The next season, I tried the TLT 6, but it was still too narrow for my foot. Plus, I was worried that if I punched the boot out to fit and it didn’t work, it would be hard to sell the $1,000 boot.
Instead, I bought the Dynafit Mercury. It’s a bit wider and I had hoped it would walk as well as the TLT 5, but it didn’t. There was not as much ankle flex. And were they stiff. I never used the tongue in that boot, even when skiing at Targhee.
Finally, the TLT 7 came out and it was rumored to be a few millimeters wider. I tried them on and they did feel wider, so I bought a pair. And now I have 136 days on them. I had them punched in the 6th toe area and now the boot is very comfortable on long days with long hikes.
What I like About This Boot:
- It’s very light. Match it with a light ski and you get an extra lap at the end of the day. I use the TLT 7 28.5 with a Dynafit Denali 176 and it weighs 6.1 lbs for boot and ski.
- The boot is easy for me to get on and off.
- It does not have a removable tongue, but walks just as well as the TLT 5.
- Dynafit removed the toe ledge completely and moved the hinge point back a few millimeters. The change makes it much easier to walk in these boots.

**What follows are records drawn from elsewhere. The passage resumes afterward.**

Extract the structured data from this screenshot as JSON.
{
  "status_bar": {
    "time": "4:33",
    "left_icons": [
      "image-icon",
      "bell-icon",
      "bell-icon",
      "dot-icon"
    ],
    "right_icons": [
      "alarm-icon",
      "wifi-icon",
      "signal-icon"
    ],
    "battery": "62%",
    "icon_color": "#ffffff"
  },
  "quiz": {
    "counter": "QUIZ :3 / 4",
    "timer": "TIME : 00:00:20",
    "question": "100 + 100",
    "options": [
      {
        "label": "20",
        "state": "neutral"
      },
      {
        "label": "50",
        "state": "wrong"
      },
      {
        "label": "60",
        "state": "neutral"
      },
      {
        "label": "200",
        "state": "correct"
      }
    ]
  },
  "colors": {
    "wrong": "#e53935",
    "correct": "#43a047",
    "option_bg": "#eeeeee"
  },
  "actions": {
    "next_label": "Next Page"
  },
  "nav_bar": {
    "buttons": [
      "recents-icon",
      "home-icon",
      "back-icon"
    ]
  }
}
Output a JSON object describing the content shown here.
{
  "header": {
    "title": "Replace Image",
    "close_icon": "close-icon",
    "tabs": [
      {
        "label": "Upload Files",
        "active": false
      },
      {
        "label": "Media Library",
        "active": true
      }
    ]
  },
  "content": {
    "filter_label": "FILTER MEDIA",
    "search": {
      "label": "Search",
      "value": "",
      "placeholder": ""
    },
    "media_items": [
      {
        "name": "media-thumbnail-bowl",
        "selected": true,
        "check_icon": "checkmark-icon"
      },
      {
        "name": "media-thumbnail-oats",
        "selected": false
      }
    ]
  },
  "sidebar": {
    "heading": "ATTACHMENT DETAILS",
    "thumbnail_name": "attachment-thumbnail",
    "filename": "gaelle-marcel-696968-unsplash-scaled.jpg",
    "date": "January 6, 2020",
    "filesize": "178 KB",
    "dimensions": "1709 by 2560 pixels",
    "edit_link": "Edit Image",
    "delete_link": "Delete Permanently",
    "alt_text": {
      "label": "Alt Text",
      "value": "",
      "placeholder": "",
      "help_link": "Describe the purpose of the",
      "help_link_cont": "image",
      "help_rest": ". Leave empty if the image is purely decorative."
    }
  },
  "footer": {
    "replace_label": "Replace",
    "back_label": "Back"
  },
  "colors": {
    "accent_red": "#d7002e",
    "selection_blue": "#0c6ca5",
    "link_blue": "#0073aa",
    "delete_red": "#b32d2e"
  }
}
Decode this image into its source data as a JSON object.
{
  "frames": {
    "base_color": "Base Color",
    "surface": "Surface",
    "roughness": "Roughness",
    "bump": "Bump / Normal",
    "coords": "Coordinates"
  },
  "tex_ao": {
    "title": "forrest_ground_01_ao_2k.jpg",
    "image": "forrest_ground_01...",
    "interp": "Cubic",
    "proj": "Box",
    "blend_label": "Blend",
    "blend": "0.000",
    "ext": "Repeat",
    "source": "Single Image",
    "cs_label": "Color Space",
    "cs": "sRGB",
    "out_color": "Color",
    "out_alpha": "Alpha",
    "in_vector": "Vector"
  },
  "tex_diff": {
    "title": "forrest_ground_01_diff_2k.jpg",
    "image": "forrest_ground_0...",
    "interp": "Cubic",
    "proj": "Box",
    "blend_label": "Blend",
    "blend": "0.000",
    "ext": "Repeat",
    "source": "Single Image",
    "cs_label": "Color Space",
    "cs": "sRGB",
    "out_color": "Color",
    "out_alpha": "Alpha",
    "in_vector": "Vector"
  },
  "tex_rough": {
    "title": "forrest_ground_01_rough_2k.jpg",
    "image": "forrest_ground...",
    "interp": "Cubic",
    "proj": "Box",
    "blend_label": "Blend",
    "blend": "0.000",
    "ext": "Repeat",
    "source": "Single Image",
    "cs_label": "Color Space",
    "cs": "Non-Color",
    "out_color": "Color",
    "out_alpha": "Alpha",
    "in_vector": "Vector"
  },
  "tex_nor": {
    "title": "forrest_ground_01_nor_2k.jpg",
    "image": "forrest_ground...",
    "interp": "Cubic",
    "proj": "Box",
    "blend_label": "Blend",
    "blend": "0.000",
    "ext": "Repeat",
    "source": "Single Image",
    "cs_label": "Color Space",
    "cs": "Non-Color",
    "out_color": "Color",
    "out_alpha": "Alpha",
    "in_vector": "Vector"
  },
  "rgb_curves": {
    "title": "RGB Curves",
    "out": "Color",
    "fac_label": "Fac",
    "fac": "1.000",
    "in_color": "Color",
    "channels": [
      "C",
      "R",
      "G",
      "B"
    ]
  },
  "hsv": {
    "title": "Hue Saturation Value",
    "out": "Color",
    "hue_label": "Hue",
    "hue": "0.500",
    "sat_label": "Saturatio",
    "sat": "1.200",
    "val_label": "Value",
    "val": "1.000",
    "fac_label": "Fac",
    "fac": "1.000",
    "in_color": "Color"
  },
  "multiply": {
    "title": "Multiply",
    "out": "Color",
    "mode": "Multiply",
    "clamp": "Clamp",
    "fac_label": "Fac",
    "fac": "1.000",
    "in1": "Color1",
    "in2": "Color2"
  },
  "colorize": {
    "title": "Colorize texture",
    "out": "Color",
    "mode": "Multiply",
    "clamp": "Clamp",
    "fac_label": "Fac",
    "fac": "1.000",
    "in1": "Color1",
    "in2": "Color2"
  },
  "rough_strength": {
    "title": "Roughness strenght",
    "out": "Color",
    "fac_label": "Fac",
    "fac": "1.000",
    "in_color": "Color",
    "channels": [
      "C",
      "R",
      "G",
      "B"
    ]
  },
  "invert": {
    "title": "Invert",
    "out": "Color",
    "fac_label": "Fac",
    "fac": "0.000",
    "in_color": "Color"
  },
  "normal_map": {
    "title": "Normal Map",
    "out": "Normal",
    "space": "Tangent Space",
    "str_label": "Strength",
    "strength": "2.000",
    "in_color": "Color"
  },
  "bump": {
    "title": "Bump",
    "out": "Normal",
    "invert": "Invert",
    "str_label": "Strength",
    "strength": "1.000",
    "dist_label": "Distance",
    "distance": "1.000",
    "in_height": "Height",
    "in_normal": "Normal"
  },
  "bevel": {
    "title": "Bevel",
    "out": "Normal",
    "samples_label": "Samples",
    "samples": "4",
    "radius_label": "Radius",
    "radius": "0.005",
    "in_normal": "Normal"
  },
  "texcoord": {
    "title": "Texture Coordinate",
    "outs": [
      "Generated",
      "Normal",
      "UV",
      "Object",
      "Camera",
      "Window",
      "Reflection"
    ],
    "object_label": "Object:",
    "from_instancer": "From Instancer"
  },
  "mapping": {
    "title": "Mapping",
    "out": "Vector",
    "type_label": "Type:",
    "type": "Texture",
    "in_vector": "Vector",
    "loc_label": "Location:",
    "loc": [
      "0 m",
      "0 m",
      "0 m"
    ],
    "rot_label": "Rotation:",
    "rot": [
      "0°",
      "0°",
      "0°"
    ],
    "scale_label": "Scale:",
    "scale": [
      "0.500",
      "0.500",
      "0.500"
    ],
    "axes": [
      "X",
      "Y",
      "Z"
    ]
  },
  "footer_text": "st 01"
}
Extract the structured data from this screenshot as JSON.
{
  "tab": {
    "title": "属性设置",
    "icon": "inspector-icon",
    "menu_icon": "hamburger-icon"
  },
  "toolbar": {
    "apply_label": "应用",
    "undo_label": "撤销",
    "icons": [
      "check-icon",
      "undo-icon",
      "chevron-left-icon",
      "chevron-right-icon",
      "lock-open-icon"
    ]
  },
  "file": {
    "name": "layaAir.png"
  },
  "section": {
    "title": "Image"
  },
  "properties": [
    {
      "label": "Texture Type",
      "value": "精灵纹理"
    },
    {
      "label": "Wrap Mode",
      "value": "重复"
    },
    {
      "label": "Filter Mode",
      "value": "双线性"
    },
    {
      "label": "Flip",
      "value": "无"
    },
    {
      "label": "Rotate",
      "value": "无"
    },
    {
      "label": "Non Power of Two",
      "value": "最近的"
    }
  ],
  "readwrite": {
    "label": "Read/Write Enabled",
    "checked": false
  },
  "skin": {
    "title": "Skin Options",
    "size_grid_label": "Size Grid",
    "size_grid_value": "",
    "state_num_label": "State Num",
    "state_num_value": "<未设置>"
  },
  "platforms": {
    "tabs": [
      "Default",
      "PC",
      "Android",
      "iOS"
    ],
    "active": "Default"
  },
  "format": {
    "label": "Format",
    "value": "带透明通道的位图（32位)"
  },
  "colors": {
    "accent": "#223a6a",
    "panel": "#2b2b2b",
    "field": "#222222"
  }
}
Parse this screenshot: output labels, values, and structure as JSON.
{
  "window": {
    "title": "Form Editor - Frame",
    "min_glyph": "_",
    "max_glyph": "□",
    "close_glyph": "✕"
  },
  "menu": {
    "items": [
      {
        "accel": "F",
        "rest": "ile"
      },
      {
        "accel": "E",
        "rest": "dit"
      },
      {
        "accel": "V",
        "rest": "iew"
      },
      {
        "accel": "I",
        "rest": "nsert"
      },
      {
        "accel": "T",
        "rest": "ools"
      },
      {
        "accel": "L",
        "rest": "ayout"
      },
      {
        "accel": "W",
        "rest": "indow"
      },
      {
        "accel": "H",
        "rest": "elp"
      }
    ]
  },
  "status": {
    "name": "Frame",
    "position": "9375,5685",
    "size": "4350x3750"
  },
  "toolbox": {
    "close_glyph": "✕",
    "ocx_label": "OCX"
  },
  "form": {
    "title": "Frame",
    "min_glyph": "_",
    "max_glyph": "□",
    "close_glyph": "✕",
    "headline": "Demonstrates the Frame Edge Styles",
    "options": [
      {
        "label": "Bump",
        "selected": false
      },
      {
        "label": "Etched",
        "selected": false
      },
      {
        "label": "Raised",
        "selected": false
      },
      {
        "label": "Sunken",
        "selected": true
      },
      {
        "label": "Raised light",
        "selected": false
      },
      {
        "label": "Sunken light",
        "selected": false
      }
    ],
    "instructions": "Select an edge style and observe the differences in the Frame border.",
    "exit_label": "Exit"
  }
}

- The buckle system is the best I’ve seen; one two-part buckle at the top of the cuff handles both the lower closure and cuff. I hate fiddling with buckles. I have cold hands and always wear big mittens. I can easily work these buckles without removing my mittens. With the TLT 7, I buckle the lower closure when I put the boots on and buckle the top closure when I go down. The top buckle closes and locks the cuff in one movement. That’s it. I never have to adjust tension; the same setting works every day once you figure out what that is. And here’s a bonus feature: I can easily drive a 5 speed Honda Accord in these boots. Since it’s only 20 minutes to most trailheads, I put on my ski boots before I leave home and take them off when I get back.
- The power strap is easy to operate with mittens: you pull the strap to tighten it, and pull the strap buckle loop to loosen it.
- The downhill performance is great. These boots are very stiff for such a light boot and plenty stiff to ski steep powder or chowder. I’ve also skied them at the resort for a day or two. If you do a lot of resort days, this is not your boot. But if I’m on a ski trip and bring only one pair of boots and skis, they work fine. I’m not a hard charging skier jumping off cliffs or bashing moguls. Also, I’m 6 feet tall and weigh about 160 lbs. And I’m on Medicare. You get the idea.
What I Don’t Like About This Boot
- The liners on the TLT 7 Performance are thin. That’s one of the reasons they are so light. As a result, they are not very warm. If it’s colder than 15 degrees, I wear toe warmers stuck on the top of each foot, just above the toes. They keep my feet warm all day.
- Also, because the liners are thin, they are a little uncomfortable on my shins when skiing down on hard pack snow. I don’t notice it in powder. Tightening the power strap helps relieve the shin discomfort.
- The power straps loosen as you put a lot of pressure on them. For example, if you hit a big dip or bump, the force of that loosens the strap. Seems like a bug to me.
I highly recommend this boot for backcountry skiing. As with anything very light, you pay a price in dollars and comfort. If you prefer a little more comfort, the TLT 7 Expedition is almost the exact same boot except not quite as stiff. It also has a thicker liner, so it will be warmer and probably more comfortable. Also, a thicker liner gives you more room to adjust for foot shape and bunions. The reason I did not get the Expedition is I didn’t think I’d have enough room in the forefoot area.